Antonio Zavala

Chicago (EE.UU.), 26 feb (EFE).- La casa donde la leyenda del blues Muddy Waters (1913-1983) vivió durante dos décadas al sur de Chicago luce hoy abandonada y la madera bloquea sus ventanas, pero si de algo están convencidos sus seguidores es de que vendrán mejores días y acabará convertida en museo.

A pesar de la fama mundial que mantiene Muddy Waters, el nombre artístico bajo el que se dio a conocer McKinley Morganfield, en Chicago se hace poco alarde de la historia de este músico, considerado uno de los creadores del blues urbano.

Ejemplo de ello es una casa de ladrillo frente al vasto lago Michigan a la que Waters llamó hogar entre 1954 y 1974 y que ahora pertenece a su tataranieta Chandra Cooper.

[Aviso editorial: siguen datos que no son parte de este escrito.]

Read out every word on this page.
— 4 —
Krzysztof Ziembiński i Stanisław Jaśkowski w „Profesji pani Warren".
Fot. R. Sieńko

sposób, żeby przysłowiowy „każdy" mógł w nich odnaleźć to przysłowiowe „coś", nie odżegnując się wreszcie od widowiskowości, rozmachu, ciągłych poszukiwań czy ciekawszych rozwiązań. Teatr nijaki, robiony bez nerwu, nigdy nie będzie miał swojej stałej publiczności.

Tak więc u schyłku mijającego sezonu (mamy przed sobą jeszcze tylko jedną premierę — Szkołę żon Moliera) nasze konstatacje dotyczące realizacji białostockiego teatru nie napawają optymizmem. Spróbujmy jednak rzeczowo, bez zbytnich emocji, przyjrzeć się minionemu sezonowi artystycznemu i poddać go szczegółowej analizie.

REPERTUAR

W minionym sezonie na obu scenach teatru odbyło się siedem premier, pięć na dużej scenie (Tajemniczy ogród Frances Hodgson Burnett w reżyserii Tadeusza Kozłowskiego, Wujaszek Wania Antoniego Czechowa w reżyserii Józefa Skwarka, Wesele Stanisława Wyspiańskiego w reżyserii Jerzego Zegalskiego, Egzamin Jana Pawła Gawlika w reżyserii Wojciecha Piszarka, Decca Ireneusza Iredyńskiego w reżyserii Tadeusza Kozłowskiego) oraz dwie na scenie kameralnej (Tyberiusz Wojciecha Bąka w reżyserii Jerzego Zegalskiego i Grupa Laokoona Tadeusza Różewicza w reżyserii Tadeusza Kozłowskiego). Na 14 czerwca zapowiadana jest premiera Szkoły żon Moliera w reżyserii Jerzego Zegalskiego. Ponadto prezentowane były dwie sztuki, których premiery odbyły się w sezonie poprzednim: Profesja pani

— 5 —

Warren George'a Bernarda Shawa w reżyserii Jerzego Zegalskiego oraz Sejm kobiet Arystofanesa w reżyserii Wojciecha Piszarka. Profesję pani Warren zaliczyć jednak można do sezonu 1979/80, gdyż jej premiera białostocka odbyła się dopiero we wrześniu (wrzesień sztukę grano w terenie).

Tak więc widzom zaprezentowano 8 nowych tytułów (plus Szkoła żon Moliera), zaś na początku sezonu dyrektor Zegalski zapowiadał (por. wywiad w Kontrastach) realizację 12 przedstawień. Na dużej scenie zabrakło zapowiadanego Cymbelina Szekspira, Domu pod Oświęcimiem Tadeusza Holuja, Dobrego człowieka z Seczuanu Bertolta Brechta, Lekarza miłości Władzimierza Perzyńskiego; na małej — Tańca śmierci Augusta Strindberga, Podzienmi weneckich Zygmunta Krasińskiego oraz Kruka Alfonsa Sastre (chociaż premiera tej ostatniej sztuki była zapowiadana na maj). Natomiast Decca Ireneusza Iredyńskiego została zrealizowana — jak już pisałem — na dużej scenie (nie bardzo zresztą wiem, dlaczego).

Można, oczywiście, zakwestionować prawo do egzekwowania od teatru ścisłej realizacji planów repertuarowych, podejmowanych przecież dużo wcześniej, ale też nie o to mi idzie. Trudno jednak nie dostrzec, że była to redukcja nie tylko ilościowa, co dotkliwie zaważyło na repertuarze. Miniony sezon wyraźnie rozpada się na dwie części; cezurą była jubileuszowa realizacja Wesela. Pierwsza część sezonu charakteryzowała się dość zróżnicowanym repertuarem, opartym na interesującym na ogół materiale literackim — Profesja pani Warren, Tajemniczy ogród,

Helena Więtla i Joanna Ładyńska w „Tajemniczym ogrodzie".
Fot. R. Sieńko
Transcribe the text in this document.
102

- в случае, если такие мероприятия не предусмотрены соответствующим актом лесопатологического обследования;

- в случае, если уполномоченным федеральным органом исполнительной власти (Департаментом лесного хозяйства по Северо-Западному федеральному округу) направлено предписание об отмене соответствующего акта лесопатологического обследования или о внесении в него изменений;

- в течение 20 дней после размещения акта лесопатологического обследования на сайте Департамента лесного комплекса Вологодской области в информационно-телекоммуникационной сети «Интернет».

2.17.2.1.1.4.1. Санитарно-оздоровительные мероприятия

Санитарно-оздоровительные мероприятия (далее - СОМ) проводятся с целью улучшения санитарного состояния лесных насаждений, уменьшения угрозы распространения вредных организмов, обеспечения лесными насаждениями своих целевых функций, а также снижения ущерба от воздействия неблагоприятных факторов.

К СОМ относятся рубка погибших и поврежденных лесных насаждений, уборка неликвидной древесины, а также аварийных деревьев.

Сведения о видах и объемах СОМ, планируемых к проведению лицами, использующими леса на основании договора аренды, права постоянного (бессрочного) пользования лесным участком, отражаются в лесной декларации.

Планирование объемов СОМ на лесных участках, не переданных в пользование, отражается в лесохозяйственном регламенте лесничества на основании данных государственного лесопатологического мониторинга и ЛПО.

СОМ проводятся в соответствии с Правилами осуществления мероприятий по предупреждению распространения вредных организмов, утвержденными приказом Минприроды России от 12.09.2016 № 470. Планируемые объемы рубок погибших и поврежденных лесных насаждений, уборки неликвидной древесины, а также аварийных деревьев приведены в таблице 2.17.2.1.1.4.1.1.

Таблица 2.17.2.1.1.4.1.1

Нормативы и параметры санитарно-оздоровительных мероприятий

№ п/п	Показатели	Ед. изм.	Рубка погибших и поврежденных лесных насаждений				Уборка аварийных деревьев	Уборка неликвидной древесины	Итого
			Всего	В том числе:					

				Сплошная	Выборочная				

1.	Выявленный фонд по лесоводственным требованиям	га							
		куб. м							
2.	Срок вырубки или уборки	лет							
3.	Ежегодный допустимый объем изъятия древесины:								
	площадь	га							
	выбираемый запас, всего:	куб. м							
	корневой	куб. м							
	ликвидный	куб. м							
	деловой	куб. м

Situada en el cruce de la avenida Lake Park con la calle 43, la casa de dos pisos aguanta desolada en un barrio conocido como North Kenwood, a poca distancia de donde tiene su vivienda privada el presidente Barack Obama.

Aunque los amantes del blues la consideran sagrada y turistas asiáticos y europeos frecuentan el barrio para tomarse fotos, la casa, valorado en unos cien mil dólares, fue puesta a la venta y posteriormente retirada del mercado el año pasado.

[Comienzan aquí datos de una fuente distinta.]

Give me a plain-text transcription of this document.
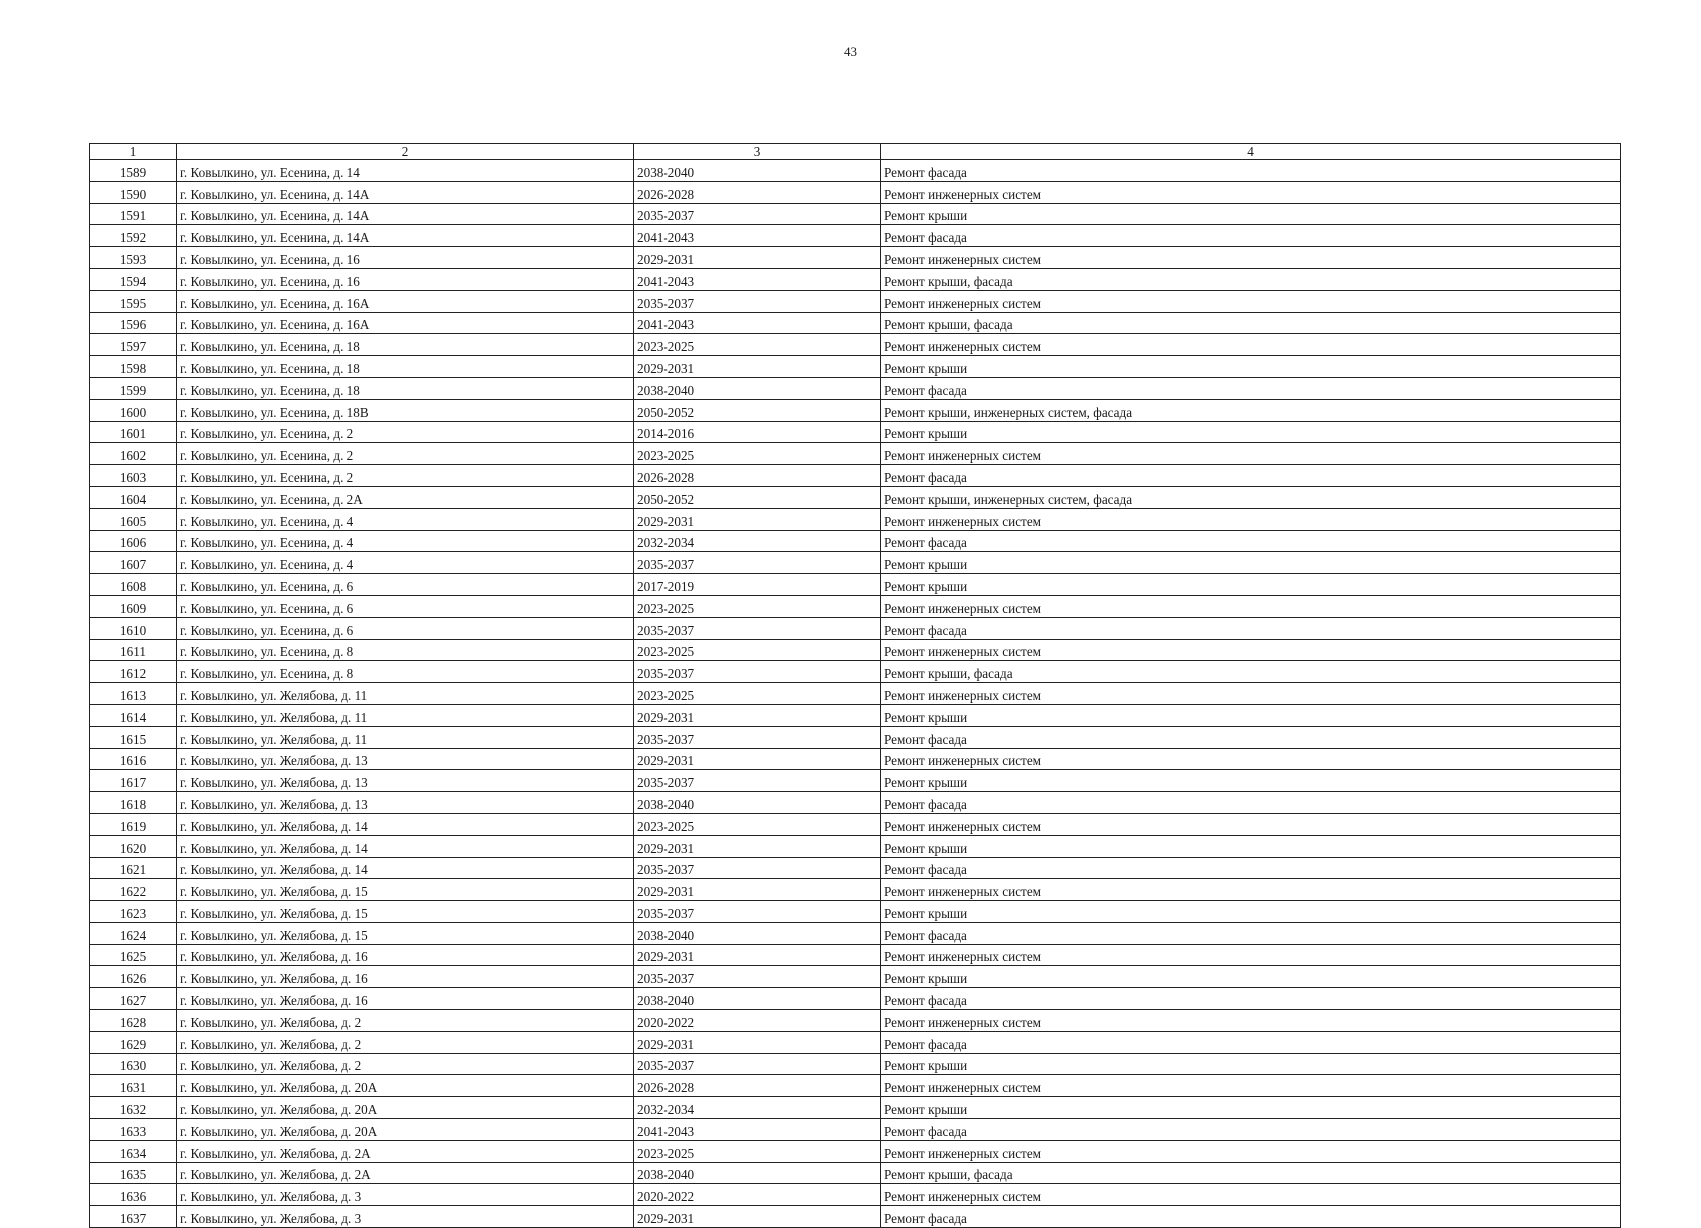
43
1	2	3	4
1589	г. Ковылкино, ул. Есенина, д. 14	2038-2040	Ремонт фасада
1590	г. Ковылкино, ул. Есенина, д. 14А	2026-2028	Ремонт инженерных систем
1591	г. Ковылкино, ул. Есенина, д. 14А	2035-2037	Ремонт крыши
1592	г. Ковылкино, ул. Есенина, д. 14А	2041-2043	Ремонт фасада
1593	г. Ковылкино, ул. Есенина, д. 16	2029-2031	Ремонт инженерных систем
1594	г. Ковылкино, ул. Есенина, д. 16	2041-2043	Ремонт крыши, фасада
1595	г. Ковылкино, ул. Есенина, д. 16А	2035-2037	Ремонт инженерных систем
1596	г. Ковылкино, ул. Есенина, д. 16А	2041-2043	Ремонт крыши, фасада
1597	г. Ковылкино, ул. Есенина, д. 18	2023-2025	Ремонт инженерных систем
1598	г. Ковылкино, ул. Есенина, д. 18	2029-2031	Ремонт крыши
1599	г. Ковылкино, ул. Есенина, д. 18	2038-2040	Ремонт фасада
1600	г. Ковылкино, ул. Есенина, д. 18В	2050-2052	Ремонт крыши, инженерных систем, фасада
1601	г. Ковылкино, ул. Есенина, д. 2	2014-2016	Ремонт крыши
1602	г. Ковылкино, ул. Есенина, д. 2	2023-2025	Ремонт инженерных систем
1603	г. Ковылкино, ул. Есенина, д. 2	2026-2028	Ремонт фасада
1604	г. Ковылкино, ул. Есенина, д. 2А	2050-2052	Ремонт крыши, инженерных систем, фасада
1605	г. Ковылкино, ул. Есенина, д. 4	2029-2031	Ремонт инженерных систем
1606	г. Ковылкино, ул. Есенина, д. 4	2032-2034	Ремонт фасада
1607	г. Ковылкино, ул. Есенина, д. 4	2035-2037	Ремонт крыши
1608	г. Ковылкино, ул. Есенина, д. 6	2017-2019	Ремонт крыши
1609	г. Ковылкино, ул. Есенина, д. 6	2023-2025	Ремонт инженерных систем
1610	г. Ковылкино, ул. Есенина, д. 6	2035-2037	Ремонт фасада
1611	г. Ковылкино, ул. Есенина, д. 8	2023-2025	Ремонт инженерных систем
1612	г. Ковылкино, ул. Есенина, д. 8	2035-2037	Ремонт крыши, фасада
1613	г. Ковылкино, ул. Желябова, д. 11	2023-2025	Ремонт инженерных систем
1614	г. Ковылкино, ул. Желябова, д. 11	2029-2031	Ремонт крыши
1615	г. Ковылкино, ул. Желябова, д. 11	2035-2037	Ремонт фасада
1616	г. Ковылкино, ул. Желябова, д. 13	2029-2031	Ремонт инженерных систем
1617	г. Ковылкино, ул. Желябова, д. 13	2035-2037	Ремонт крыши
1618	г. Ковылкино, ул. Желябова, д. 13	2038-2040	Ремонт фасада
1619	г. Ковылкино, ул. Желябова, д. 14	2023-2025	Ремонт инженерных систем
1620	г. Ковылкино, ул. Желябова, д. 14	2029-2031	Ремонт крыши
1621	г. Ковылкино, ул. Желябова, д. 14	2035-2037	Ремонт фасада
1622	г. Ковылкино, ул. Желябова, д. 15	2029-2031	Ремонт инженерных систем
1623	г. Ковылкино, ул. Желябова, д. 15	2035-2037	Ремонт крыши
1624	г. Ковылкино, ул. Желябова, д. 15	2038-2040	Ремонт фасада
1625	г. Ковылкино, ул. Желябова, д. 16	2029-2031	Ремонт инженерных систем
1626	г. Ковылкино, ул. Желябова, д. 16	2035-2037	Ремонт крыши
1627	г. Ковылкино, ул. Желябова, д. 16	2038-2040	Ремонт фасада
1628	г. Ковылкино, ул. Желябова, д. 2	2020-2022	Ремонт инженерных систем
1629	г. Ковылкино, ул. Желябова, д. 2	2029-2031	Ремонт фасада
1630	г. Ковылкино, ул. Желябова, д. 2	2035-2037	Ремонт крыши
1631	г. Ковылкино, ул. Желябова, д. 20А	2026-2028	Ремонт инженерных систем
1632	г. Ковылкино, ул. Желябова, д. 20А	2032-2034	Ремонт крыши
1633	г. Ковылкино, ул. Желябова, д. 20А	2041-2043	Ремонт фасада
1634	г. Ковылкино, ул. Желябова, д. 2А	2023-2025	Ремонт инженерных систем
1635	г. Ковылкино, ул. Желябова, д. 2А	2038-2040	Ремонт крыши, фасада
1636	г. Ковылкино, ул. Желябова, д. 3	2020-2022	Ремонт инженерных систем
1637	г. Ковылкино, ул. Желябова, д. 3	2029-2031	Ремонт фасада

Sus ventanas están bloqueadas con madera y una gran equis en su fachada indica riesgo para los bomberos en caso de incendio.

En 2013 entró en la lista de las diez propiedades históricas del estado con mayor riesgo de ser demolidas elaborada por el grupo no lucrativo Landmark Illinois, pero al estar situada en un distrito histórico es dudoso que pueda ser destruida.

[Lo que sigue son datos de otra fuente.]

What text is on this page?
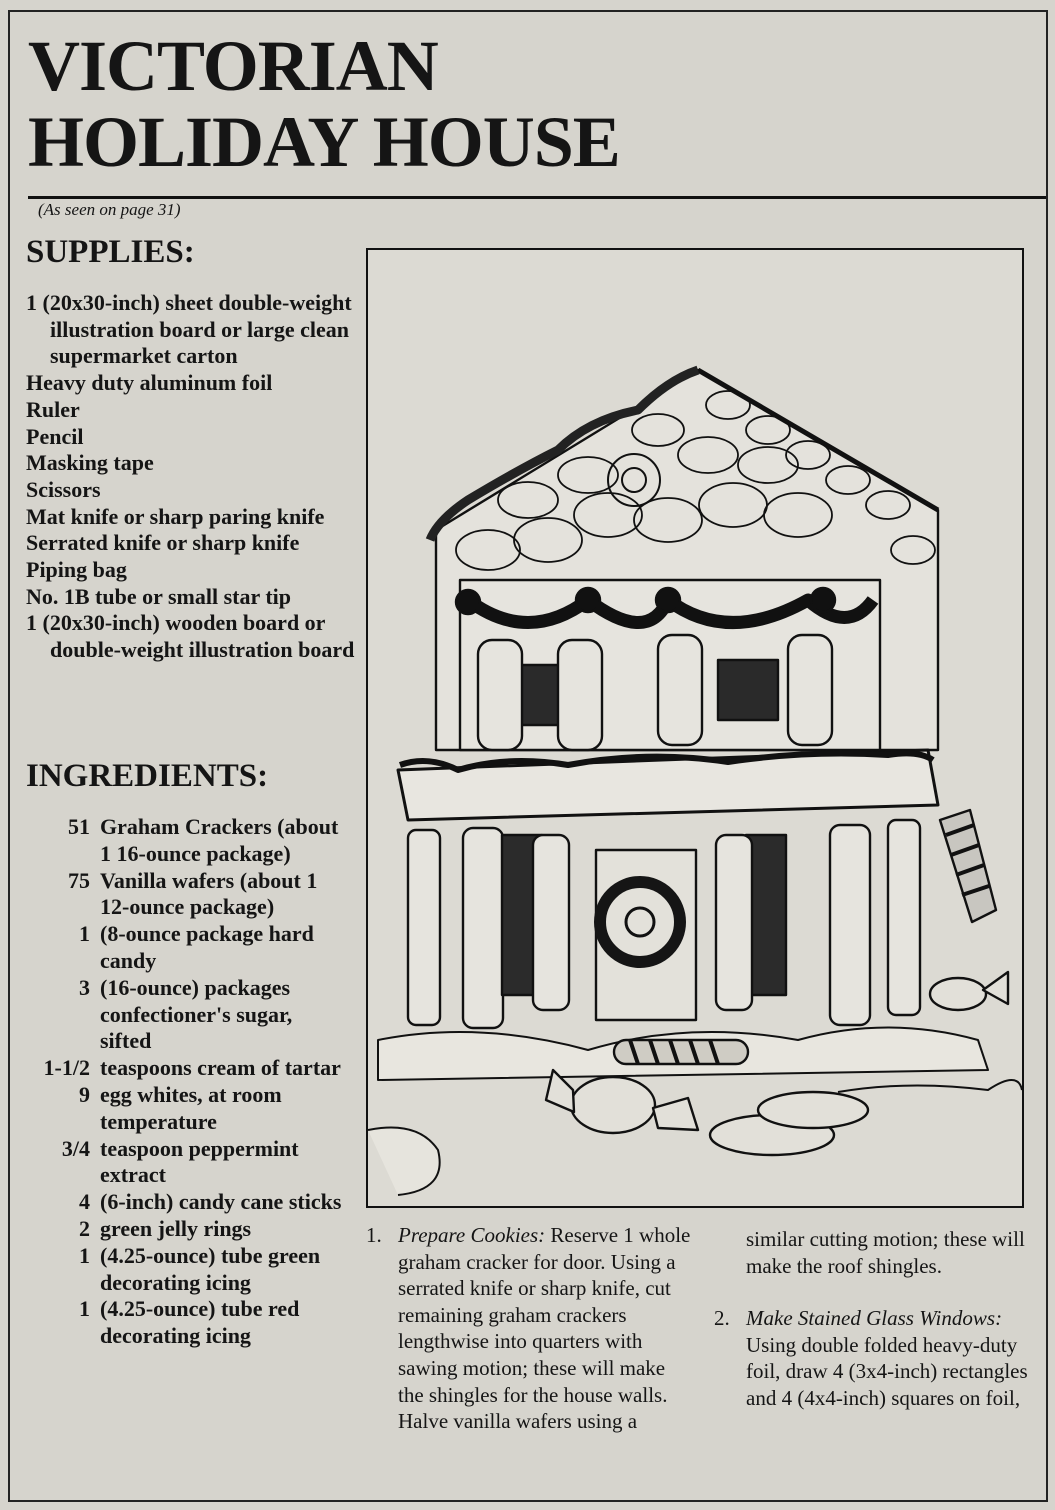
VICTORIAN
HOLIDAY HOUSE
(As seen on page 31)
SUPPLIES:
1 (20x30-inch) sheet double-weight illustration board or large clean supermarket carton
Heavy duty aluminum foil
Ruler
Pencil
Masking tape
Scissors
Mat knife or sharp paring knife
Serrated knife or sharp knife
Piping bag
No. 1B tube or small star tip
1 (20x30-inch) wooden board or double-weight illustration board
INGREDIENTS:
51 Graham Crackers (about 1 16-ounce package)
75 Vanilla wafers (about 1 12-ounce package)
1 (8-ounce package hard candy
3 (16-ounce) packages confectioner's sugar, sifted
1-1/2 teaspoons cream of tartar
9 egg whites, at room temperature
3/4 teaspoon peppermint extract
4 (6-inch) candy cane sticks
2 green jelly rings
1 (4.25-ounce) tube green decorating icing
1 (4.25-ounce) tube red decorating icing
1. Prepare Cookies: Reserve 1 whole graham cracker for door. Using a serrated knife or sharp knife, cut remaining graham crackers lengthwise into quarters with sawing motion; these will make the shingles for the house walls. Halve vanilla wafers using a
similar cutting motion; these will make the roof shingles.
2. Make Stained Glass Windows: Using double folded heavy-duty foil, draw 4 (3x4-inch) rectangles and 4 (4x4-inch) squares on foil,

No obstante, su destino es aún incierto y desde entonces los admiradores de Waters buscan una manera de obtener la propiedad y convertirla en un museo.

"Por ahora hay mucha gente con ideas para el sitio, pero sin dinero", dijo a EFE Lisa Dichiera, de la organización Landmark Illinois.

Lo único que hoy indica que el icono musical vivió allí es un letrero instalado hace más de quince años por el gobierno municipal con su nombre, su foto y sus logros.

Mientras Waters ocupó la propiedad miembros de su banda como el pianista Otis Spann o el batería Willie "Big Eyes" Smith acudían a practicar en el estudio del sótano y se dice que músicos legendarios de la talla de Chuck Berry, Howlin' Wolf y Mike Bloomfield también solían visitar la modesta casa para sesiones de blues.

"Amo su música", dijo a Efe el director de Borderbend Arts Collective, Dan Godston, quien sigue de cerca los esfuerzos por convertir la casa de Waters en un sitio histórico para el blues.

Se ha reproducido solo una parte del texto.